Here are some suggestions to get you started.

Pi-Calculus

For a nice introductory survey, check out Joachim Parrow's contribution titled "An Introduction to Pi-Calculus" in the Handbook of Process Algebra, chapter 8. At a more involved level, the classic is Milner's own Communicating and Mobile Systems: The Pi Calculus, the tenth chapter of which presents two particular applications that you might be interested to hear about. If you can't get enough Pi from those, dig into Sangiorgi and Walker's The Pi-Calculus: A Theory of Mobile Processes.

Lambda-Calculus (typed)

There are so many introductory texts on this topic, it's hard to choose one. Just pick a popular programming language theory textbook (e.g., Pierce's Types and Programming Languages book) and there should be at least a chapter on typed lambda-calculus. At a more involved level, Hindley & Seldin's Lambda-Calculus and Combinators: An Introduction is a very accessible standard introduction to both lambda-calculus and combinatory logic. For all your other lambda-needs, Barendregt's The Lambda Calculus book is a classic, beastly volume, now available in an affordable paperback edition!
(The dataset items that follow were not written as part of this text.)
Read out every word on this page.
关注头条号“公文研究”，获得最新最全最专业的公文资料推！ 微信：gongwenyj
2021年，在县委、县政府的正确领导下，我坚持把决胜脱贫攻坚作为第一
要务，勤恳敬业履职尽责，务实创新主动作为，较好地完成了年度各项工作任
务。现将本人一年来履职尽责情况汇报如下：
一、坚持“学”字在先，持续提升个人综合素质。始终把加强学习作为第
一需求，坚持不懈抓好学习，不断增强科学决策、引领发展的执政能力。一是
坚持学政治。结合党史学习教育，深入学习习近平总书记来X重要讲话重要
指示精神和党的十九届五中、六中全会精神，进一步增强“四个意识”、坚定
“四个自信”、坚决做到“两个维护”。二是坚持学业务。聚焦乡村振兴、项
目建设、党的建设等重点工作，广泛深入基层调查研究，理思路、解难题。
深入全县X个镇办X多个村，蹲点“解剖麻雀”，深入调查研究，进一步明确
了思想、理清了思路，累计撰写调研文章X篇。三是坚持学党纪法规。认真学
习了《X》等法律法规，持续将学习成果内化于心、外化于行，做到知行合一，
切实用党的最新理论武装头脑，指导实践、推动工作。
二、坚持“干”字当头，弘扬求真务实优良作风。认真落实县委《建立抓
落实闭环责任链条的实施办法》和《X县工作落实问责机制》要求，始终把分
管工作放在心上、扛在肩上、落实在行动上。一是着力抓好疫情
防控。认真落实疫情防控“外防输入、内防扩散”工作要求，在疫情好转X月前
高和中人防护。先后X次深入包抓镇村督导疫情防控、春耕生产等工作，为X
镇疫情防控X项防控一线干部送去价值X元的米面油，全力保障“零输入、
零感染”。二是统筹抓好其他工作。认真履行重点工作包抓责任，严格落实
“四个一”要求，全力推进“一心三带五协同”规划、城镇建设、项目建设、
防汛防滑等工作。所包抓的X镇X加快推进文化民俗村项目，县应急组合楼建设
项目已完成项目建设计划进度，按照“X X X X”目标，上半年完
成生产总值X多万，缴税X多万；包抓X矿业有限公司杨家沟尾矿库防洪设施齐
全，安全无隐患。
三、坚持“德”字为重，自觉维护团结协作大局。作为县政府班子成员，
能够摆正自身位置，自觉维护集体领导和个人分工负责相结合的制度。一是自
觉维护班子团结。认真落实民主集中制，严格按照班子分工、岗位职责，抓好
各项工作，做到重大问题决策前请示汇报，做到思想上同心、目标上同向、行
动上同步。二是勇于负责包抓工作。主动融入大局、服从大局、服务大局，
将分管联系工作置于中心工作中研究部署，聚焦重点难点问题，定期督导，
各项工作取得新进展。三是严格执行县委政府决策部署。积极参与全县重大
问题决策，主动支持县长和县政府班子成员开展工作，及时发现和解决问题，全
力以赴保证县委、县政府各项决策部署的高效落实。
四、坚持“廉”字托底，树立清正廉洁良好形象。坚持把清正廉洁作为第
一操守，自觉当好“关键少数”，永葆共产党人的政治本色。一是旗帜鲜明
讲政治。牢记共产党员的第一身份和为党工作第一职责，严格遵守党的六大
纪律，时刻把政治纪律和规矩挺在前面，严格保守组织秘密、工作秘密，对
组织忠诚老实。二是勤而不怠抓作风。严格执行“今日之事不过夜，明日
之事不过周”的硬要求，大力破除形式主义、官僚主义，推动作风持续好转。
Note that there are many other accessible texts on both subjects, and lots of different learning paths you can take. For example, if you're already familiar with modal logic or game theory, there may be easier ways of getting introduced to Pi-Calculus and process algebras in general. You might also find it more enjoyable auditing (or enrolling in) a university course on concurrent processes or programming language theory.

Update: it appears that the question has changed (there was a lambda/pi typo!), so please ignore the stuff on typed Lambda-Calculus. I'm looking forward to hearing about typed Pi-Calculus.